I don’t know what was best about Vienna: whether it was Vienna or Carmen Boullosa. Everyone knows that Vienna is a beautiful, cultured city, the capital of a country that flirts (and its flirting may have reached the feeling-up stage) with neo-fascism. But few in Spain know who Carmen Boullosa is.

The first reports I had of her told of a very beautiful woman who was causing the Mexican lyrical poets to lose their heads. Carmen, who at the time hadn’t yet begun to write novels, was also a Mexican lyrical poet. I didn’t know what to think. All those poets head-over-heels in love with a poet struck me as excessive. On top of it all, the poets who had been dumped by Carmen (or by themselves) got to be friends, or were already friends, and had formed a de facto group or club that met once a week or once a month at bars in the center of Mexico City or in Coyoacán to revile their former beloved.

I also learned, always from third parties, that in response Carmen had started a club or society or commando group of women writers who met in secret, just like their male counterparts.

One day, in a book about contemporary Mexican literature, I saw a picture of her. She was definitely a beautiful woman, dark, tall, with huge eyes and hair down to her waist. I thought she was very attractive, but I also imagined that she must write like one of the many imitators of a magic realism made for the consumption of zombies.

Then I read something she had written and my opinion changed: Boullosa had nothing to do with imitators or imitators of imitators. I read just a few pages, but I liked what I read. And then I received an invitation to come to Vienna, where we would both give readings.

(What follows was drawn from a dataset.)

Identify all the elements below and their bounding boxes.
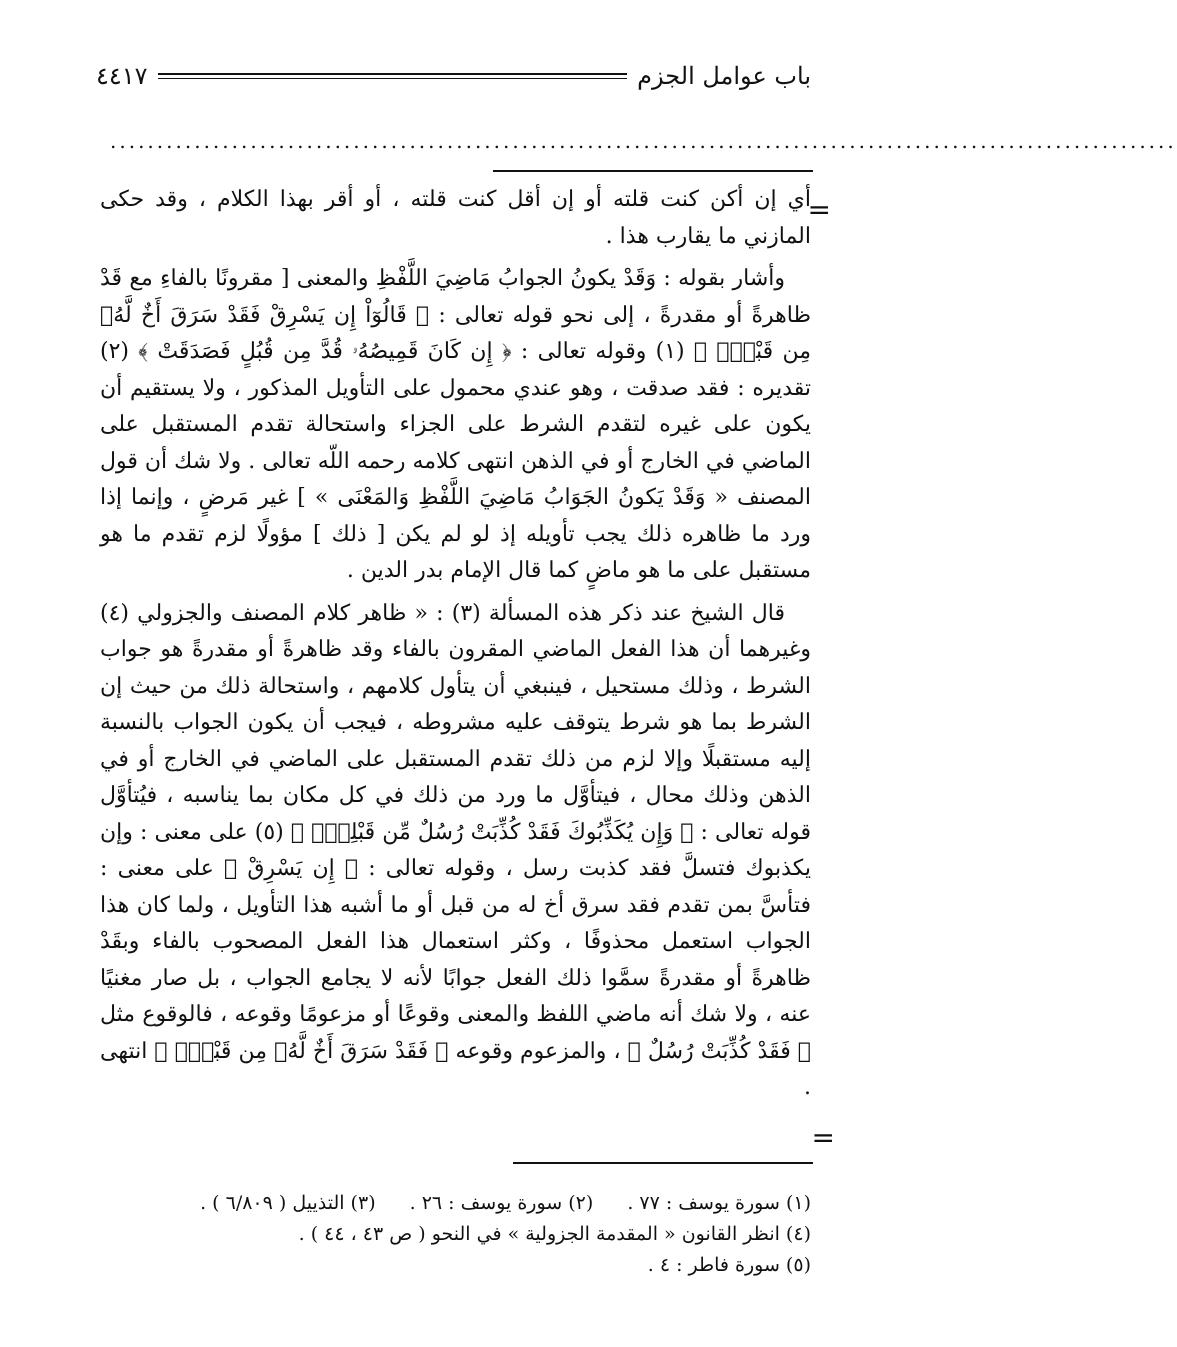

One of the good things about going to Vienna is that you can fly Lauda Air, the airline founded by the mythic Formula 1 driver, with stewardesses who dress like racetrack mechanics. The food is good, too. If you’re lucky (or unlucky) the plane may even be flown by Nikki Lauda himself. And a little while later, in the time it takes to pray three Our Fathers, you’re sitting in a taxi in Vienna, and if you’re lucky you might even be staying at the Hotel Graban, a little place on the Dorotheergasse, next to St. Stephen’s Cathedral, or in other words right in the center of the city. Though the most important thing about the Hotel Graben isn’t its location, but the fact that it’s the place where Max Brod and Franz Kafka stayed when they came to Vienna.

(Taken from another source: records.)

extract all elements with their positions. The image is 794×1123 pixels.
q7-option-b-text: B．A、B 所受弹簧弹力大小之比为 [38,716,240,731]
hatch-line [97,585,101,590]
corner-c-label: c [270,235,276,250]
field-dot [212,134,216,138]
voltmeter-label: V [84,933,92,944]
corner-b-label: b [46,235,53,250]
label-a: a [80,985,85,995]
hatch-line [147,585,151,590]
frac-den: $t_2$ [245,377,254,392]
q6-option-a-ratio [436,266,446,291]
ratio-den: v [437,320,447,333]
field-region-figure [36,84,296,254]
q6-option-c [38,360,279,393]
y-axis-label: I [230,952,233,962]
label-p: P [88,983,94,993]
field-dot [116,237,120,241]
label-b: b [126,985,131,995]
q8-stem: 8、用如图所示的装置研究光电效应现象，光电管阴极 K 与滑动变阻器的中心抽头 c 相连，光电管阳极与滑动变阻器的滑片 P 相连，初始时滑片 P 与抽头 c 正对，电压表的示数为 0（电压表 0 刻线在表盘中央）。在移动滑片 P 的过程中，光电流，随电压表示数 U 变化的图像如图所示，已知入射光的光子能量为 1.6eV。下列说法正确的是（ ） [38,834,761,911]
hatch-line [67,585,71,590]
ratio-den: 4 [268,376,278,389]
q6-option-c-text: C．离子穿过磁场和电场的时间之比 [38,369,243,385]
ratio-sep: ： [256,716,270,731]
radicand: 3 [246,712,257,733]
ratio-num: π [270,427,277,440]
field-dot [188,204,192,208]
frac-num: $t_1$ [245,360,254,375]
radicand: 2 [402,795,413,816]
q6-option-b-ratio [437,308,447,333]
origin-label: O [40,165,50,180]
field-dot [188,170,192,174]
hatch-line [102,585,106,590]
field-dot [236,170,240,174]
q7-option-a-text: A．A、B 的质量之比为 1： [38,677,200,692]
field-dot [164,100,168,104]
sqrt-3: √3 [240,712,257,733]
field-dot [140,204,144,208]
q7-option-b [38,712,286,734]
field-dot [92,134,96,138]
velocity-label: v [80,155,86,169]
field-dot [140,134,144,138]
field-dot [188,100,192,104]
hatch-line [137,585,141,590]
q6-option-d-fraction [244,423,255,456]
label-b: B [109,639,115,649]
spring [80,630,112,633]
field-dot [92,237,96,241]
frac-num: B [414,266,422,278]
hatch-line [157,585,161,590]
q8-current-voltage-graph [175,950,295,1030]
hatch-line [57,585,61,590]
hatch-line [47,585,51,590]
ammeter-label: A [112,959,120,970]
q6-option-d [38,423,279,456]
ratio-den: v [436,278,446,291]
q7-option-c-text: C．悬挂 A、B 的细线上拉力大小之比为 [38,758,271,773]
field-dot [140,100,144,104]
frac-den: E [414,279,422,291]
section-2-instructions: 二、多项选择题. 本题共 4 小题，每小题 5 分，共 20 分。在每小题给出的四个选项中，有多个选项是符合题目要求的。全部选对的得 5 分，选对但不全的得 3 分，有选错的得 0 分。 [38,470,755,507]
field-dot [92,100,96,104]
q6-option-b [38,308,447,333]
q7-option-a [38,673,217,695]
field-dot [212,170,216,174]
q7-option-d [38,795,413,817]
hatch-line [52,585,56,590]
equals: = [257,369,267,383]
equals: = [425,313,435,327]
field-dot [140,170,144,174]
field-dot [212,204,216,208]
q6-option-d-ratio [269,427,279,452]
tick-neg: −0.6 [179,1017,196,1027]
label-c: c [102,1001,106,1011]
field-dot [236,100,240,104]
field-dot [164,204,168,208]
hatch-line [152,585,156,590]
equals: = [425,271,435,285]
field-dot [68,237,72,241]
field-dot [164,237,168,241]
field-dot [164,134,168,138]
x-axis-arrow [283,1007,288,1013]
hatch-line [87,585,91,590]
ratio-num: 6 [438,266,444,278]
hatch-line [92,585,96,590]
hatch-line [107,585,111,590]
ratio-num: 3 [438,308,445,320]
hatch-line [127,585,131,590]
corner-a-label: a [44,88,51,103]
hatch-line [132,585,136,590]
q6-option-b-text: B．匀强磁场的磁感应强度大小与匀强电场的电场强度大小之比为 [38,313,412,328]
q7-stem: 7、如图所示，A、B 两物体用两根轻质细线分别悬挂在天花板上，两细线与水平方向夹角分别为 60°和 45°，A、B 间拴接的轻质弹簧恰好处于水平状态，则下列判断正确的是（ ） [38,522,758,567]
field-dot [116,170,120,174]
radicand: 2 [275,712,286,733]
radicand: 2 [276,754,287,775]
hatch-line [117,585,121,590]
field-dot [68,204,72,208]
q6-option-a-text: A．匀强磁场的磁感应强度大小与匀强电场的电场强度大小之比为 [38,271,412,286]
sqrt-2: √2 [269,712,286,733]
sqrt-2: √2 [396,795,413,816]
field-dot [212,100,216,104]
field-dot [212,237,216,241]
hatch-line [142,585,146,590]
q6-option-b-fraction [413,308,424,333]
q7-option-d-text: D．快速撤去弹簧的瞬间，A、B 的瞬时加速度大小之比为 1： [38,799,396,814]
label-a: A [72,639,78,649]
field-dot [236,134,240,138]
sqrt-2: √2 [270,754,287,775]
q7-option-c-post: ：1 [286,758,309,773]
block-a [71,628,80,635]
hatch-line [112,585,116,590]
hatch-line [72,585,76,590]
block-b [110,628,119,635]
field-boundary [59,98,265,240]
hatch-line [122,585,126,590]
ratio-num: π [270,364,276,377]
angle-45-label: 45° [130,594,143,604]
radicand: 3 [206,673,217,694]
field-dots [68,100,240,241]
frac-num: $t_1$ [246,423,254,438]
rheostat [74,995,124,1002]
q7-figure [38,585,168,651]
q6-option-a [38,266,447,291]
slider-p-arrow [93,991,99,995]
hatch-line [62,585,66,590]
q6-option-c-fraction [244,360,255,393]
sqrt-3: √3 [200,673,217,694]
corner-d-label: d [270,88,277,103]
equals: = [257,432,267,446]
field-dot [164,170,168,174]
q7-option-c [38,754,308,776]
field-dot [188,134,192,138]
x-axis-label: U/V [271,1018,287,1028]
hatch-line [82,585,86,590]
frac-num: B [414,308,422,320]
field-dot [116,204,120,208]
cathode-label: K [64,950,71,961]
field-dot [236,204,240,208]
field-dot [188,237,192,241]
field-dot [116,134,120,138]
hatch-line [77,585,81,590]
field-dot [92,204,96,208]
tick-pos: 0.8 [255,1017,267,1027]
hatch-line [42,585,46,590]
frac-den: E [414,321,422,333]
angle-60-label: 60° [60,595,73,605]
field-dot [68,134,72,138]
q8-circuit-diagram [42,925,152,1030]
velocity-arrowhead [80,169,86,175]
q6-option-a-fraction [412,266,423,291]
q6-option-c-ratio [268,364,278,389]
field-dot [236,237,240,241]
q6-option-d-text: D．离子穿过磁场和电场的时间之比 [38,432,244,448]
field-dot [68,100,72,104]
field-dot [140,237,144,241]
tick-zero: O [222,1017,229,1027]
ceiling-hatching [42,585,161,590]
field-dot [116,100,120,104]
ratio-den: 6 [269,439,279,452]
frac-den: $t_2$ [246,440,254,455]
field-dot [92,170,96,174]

Outside of the hotel there’s a huge bronze plaque that says this, but I arrived at night and didn’t see the plaque, so when the receptionist told me that she was going to give me Brod’s room or Kafka’s room (I wasn’t sure which), I thought she was recommending that I read both Prague writers, which, given the country’s political situation, seemed very timely. Then, gathering my courage, I asked whether she had any information about the arrival of Frau or Fraulein Boullosa, which the receptionist pronounced Bolosa, and which made me think that even though Carmen was Mexican and I was Chilean, we shared the same Galician roots. Her answer disappointed me deeply. Not only was Frau Bolosa not at the hotel, she didn’t have a reservation, and nothing was known about her.